Fuite d’un procès révèle les tensions au sein de l’armée chinoise lors des événements de Tiananmen
PÉKIN – Un enregistrement audio de six heures, récemment diffusé en ligne, d’un procès secret mené contre un général chinois, Xu Qinxian, offre un aperçu inédit des divisions au sein de l’armée chinoise lors des manifestations de la place Tiananmen en 1989. La fuite, qui a suscité l’attention des observateurs internationaux, intervient à un moment où le président Xi Jinping renforce son contrôle sur l’Armée populaire de libération (APL) et réaffirme la primauté du Parti communiste chinois (PCC) sur l’armée.
Xu Qinxian, alors commandant de la 38e armée de groupe, une unité d’élite, a été accusé de désobéissance aux ordres lorsqu’il a exprimé des réserves quant à l’utilisation de la force contre les manifestants pro-démocratie. L’enregistrement, publié sur YouTube, révèle les nuances de sa défense et soulève des questions fondamentales sur la discipline militaire et la loyauté au sein du régime chinois.
[Intégrer ici la vidéo YouTube : https://www.youtube.com/watch?v=1RBV9i4jaPo]
L’incident de 1989 reste un sujet sensible en Chine, et le gouvernement a toujours maintenu une version officielle des événements qui minimise le nombre de victimes et justifie l’intervention militaire comme nécessaire pour rétablir l’ordre. Cependant, au fil des ans, des documents internes, des mémoires et des témoignages ont émergé, offrant des perspectives alternatives sur la crise. Le livre de Joseph Torigian, The Party’s Interests Come First: The Life of Xi Zhongxun, Father of Xi Jinping, explore les dynamiques politiques de cette époque et le rôle de la famille Xi dans les événements.
L’affaire Xu Qinxian met en lumière la complexité des calculs politiques auxquels sont confrontés les officiers militaires chinois. Selon l’enregistrement du procès, Xu a soulevé des préoccupations quant à la légitimité de l’ordre de recourir à la force, suggérant que la question relevait davantage du domaine politique que militaire. Il a également mis en garde contre les conséquences potentielles d’une intervention maladroite, craignant que l’APL ne soit perçue comme un oppresseur du peuple.
Bien qu’il ait finalement transmis l’ordre à ses troupes, Xu a été relevé de ses fonctions peu après. Le procès, qui s’est déroulé à huis clos, visait à établir un précédent et à dissuader d’autres officiers de remettre en question l’autorité du PCC.
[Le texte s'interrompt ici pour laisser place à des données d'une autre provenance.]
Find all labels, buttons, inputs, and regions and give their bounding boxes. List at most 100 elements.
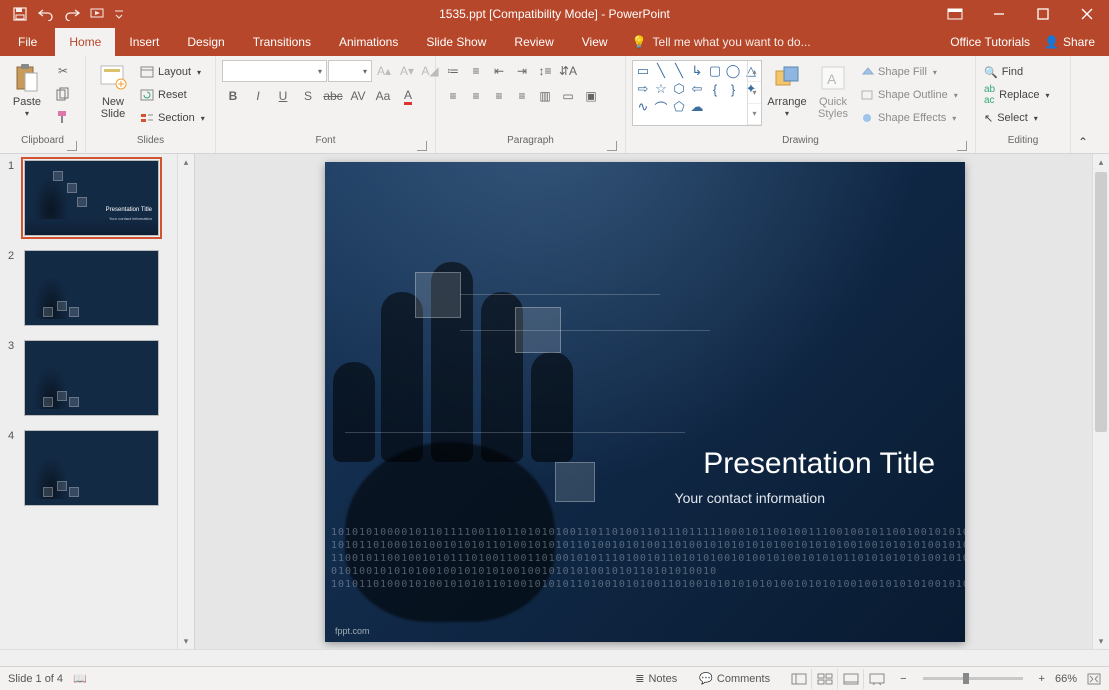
- qat-customize-icon[interactable]: [112, 2, 126, 26]
- align-text-icon[interactable]: ▭: [557, 85, 579, 107]
- collapse-ribbon-icon[interactable]: ⌃: [1071, 56, 1095, 153]
- slide-title[interactable]: Presentation Title: [703, 447, 935, 481]
- columns-icon[interactable]: ▥: [534, 85, 556, 107]
- thumb-4[interactable]: 4: [8, 430, 175, 506]
- shape-connector-icon[interactable]: ↳: [689, 63, 705, 79]
- shape-fill-button[interactable]: Shape Fill▾: [858, 62, 960, 82]
- paragraph-launcher-icon[interactable]: [607, 141, 617, 151]
- font-family-combo[interactable]: ▾: [222, 60, 327, 82]
- ribbon-display-options-icon[interactable]: [933, 0, 977, 28]
- comments-button[interactable]: 💬Comments: [693, 672, 776, 685]
- select-button[interactable]: ↖Select▾: [982, 108, 1052, 128]
- shape-brace-r-icon[interactable]: }: [725, 81, 741, 97]
- zoom-level[interactable]: 66%: [1055, 673, 1077, 685]
- font-color-icon[interactable]: A: [397, 85, 419, 107]
- change-case-icon[interactable]: Aa: [372, 85, 394, 107]
- minimize-icon[interactable]: [977, 0, 1021, 28]
- zoom-slider[interactable]: [923, 677, 1023, 680]
- new-slide-button[interactable]: New Slide: [92, 60, 134, 128]
- shape-arrow-l-icon[interactable]: ⇦: [689, 81, 705, 97]
- zoom-in-icon[interactable]: +: [1039, 673, 1045, 685]
- shape-outline-button[interactable]: Shape Outline▾: [858, 85, 960, 105]
- layout-button[interactable]: Layout▾: [138, 62, 207, 82]
- shape-curve-icon[interactable]: ∿: [635, 99, 651, 115]
- slide-show-icon[interactable]: [864, 669, 890, 689]
- align-right-icon[interactable]: ≡: [488, 85, 510, 107]
- line-spacing-icon[interactable]: ↕≡: [534, 60, 556, 82]
- zoom-out-icon[interactable]: −: [900, 673, 906, 685]
- font-launcher-icon[interactable]: [417, 141, 427, 151]
- shape-line-icon[interactable]: ╲: [653, 63, 669, 79]
- find-button[interactable]: 🔍Find: [982, 62, 1052, 82]
- slide-canvas[interactable]: Presentation Title Your contact informat…: [195, 154, 1092, 649]
- slide[interactable]: Presentation Title Your contact informat…: [325, 162, 965, 642]
- text-direction-icon[interactable]: ⇵A: [557, 60, 579, 82]
- smart-art-icon[interactable]: ▣: [580, 85, 602, 107]
- undo-icon[interactable]: [34, 2, 58, 26]
- clipboard-launcher-icon[interactable]: [67, 141, 77, 151]
- shape-cloud-icon[interactable]: ☁: [689, 99, 705, 115]
- normal-view-icon[interactable]: [786, 669, 812, 689]
- bold-icon[interactable]: B: [222, 85, 244, 107]
- slide-subtitle[interactable]: Your contact information: [675, 490, 825, 506]
- thumbnails-scrollbar[interactable]: ▴▾: [177, 154, 194, 649]
- tab-review[interactable]: Review: [500, 28, 567, 56]
- notes-button[interactable]: ≣Notes: [629, 672, 683, 685]
- align-left-icon[interactable]: ≡: [442, 85, 464, 107]
- arrange-button[interactable]: Arrange▾: [766, 60, 808, 128]
- shape-arc-icon[interactable]: ⌒: [653, 99, 669, 115]
- shape-line2-icon[interactable]: ╲: [671, 63, 687, 79]
- increase-font-icon[interactable]: A▴: [373, 60, 395, 82]
- redo-icon[interactable]: [60, 2, 84, 26]
- gallery-more-icon[interactable]: ▾: [748, 104, 761, 125]
- maximize-icon[interactable]: [1021, 0, 1065, 28]
- strikethrough-icon[interactable]: abc: [322, 85, 344, 107]
- italic-icon[interactable]: I: [247, 85, 269, 107]
- font-size-combo[interactable]: ▾: [328, 60, 372, 82]
- save-icon[interactable]: [8, 2, 32, 26]
- shape-effects-button[interactable]: Shape Effects▾: [858, 108, 960, 128]
- gallery-down-icon[interactable]: ▾: [748, 82, 761, 103]
- vertical-scrollbar[interactable]: ▴▾: [1092, 154, 1109, 649]
- tab-insert[interactable]: Insert: [115, 28, 173, 56]
- shape-rect-icon[interactable]: ▢: [707, 63, 723, 79]
- horizontal-scrollbar[interactable]: [0, 649, 1109, 666]
- paste-button[interactable]: Paste ▾: [6, 60, 48, 128]
- thumb-3[interactable]: 3: [8, 340, 175, 416]
- reading-view-icon[interactable]: [838, 669, 864, 689]
- char-spacing-icon[interactable]: AV: [347, 85, 369, 107]
- office-tutorials-link[interactable]: Office Tutorials: [950, 35, 1030, 49]
- numbering-icon[interactable]: ≡: [465, 60, 487, 82]
- shape-hexagon-icon[interactable]: ⬡: [671, 81, 687, 97]
- spell-check-icon[interactable]: 📖: [73, 672, 87, 685]
- align-center-icon[interactable]: ≡: [465, 85, 487, 107]
- bullets-icon[interactable]: ≔: [442, 60, 464, 82]
- replace-button[interactable]: abacReplace▾: [982, 85, 1052, 105]
- cut-icon[interactable]: ✂: [52, 60, 74, 82]
- copy-icon[interactable]: [52, 83, 74, 105]
- share-button[interactable]: 👤Share: [1044, 35, 1095, 49]
- gallery-up-icon[interactable]: ▴: [748, 61, 761, 82]
- drawing-launcher-icon[interactable]: [957, 141, 967, 151]
- tab-animations[interactable]: Animations: [325, 28, 412, 56]
- tell-me-search[interactable]: 💡 Tell me what you want to do...: [622, 28, 821, 56]
- quick-styles-button[interactable]: A Quick Styles: [812, 60, 854, 128]
- close-icon[interactable]: [1065, 0, 1109, 28]
- fit-to-window-icon[interactable]: [1087, 673, 1101, 685]
- tab-slide-show[interactable]: Slide Show: [412, 28, 500, 56]
- shape-arrow-icon[interactable]: ⇨: [635, 81, 651, 97]
- shapes-gallery[interactable]: ▭ ╲ ╲ ↳ ▢ ◯ △ ⇨ ☆ ⬡ ⇦ { } ✦ ∿ ⌒ ⬠ ☁ ▴▾▾: [632, 60, 762, 126]
- tab-file[interactable]: File: [0, 28, 55, 56]
- thumb-1[interactable]: 1 Presentation Title Your contact inform…: [8, 160, 175, 236]
- text-shadow-icon[interactable]: S: [297, 85, 319, 107]
- shape-oval-icon[interactable]: ◯: [725, 63, 741, 79]
- tab-home[interactable]: Home: [55, 28, 115, 56]
- shape-star-icon[interactable]: ☆: [653, 81, 669, 97]
- decrease-font-icon[interactable]: A▾: [396, 60, 418, 82]
- increase-indent-icon[interactable]: ⇥: [511, 60, 533, 82]
- section-button[interactable]: Section▾: [138, 108, 207, 128]
- thumb-2[interactable]: 2: [8, 250, 175, 326]
- slide-sorter-icon[interactable]: [812, 669, 838, 689]
- underline-icon[interactable]: U: [272, 85, 294, 107]
- shape-brace-l-icon[interactable]: {: [707, 81, 723, 97]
L’émergence de cet enregistrement intervient dans un contexte de purges continues au sein de l’APL, alimentant les spéculations sur les efforts de Xi Jinping pour consolider son pouvoir et éliminer les éléments potentiellement dissidents. Xi a publiquement exprimé sa crainte de la “nationalisation” de l’armée, c’est-à-dire d’une perte de contrôle du PCC sur les forces armées. En 2013, il a déclaré que la chute de l’Union soviétique était due à la perte de contrôle de l’idéologie et de l’armée.
“Xi Jinping est obsédé par l’idée de s’assurer que l’APL reste un instrument loyal du Parti”, explique Joseph Torigian, professeur à l’American University et spécialiste de la politique chinoise. “L’affaire Xu Qinxian est un rappel de la fragilité de ce contrôle et de la nécessité pour Xi de maintenir une surveillance étroite sur l’armée.”
Le gouvernement chinois n’a pas officiellement commenté la fuite de l’enregistrement du procès. Cependant, des sources proches du PCC indiquent que l’incident est considéré comme une menace à la stabilité et à l’autorité du Parti.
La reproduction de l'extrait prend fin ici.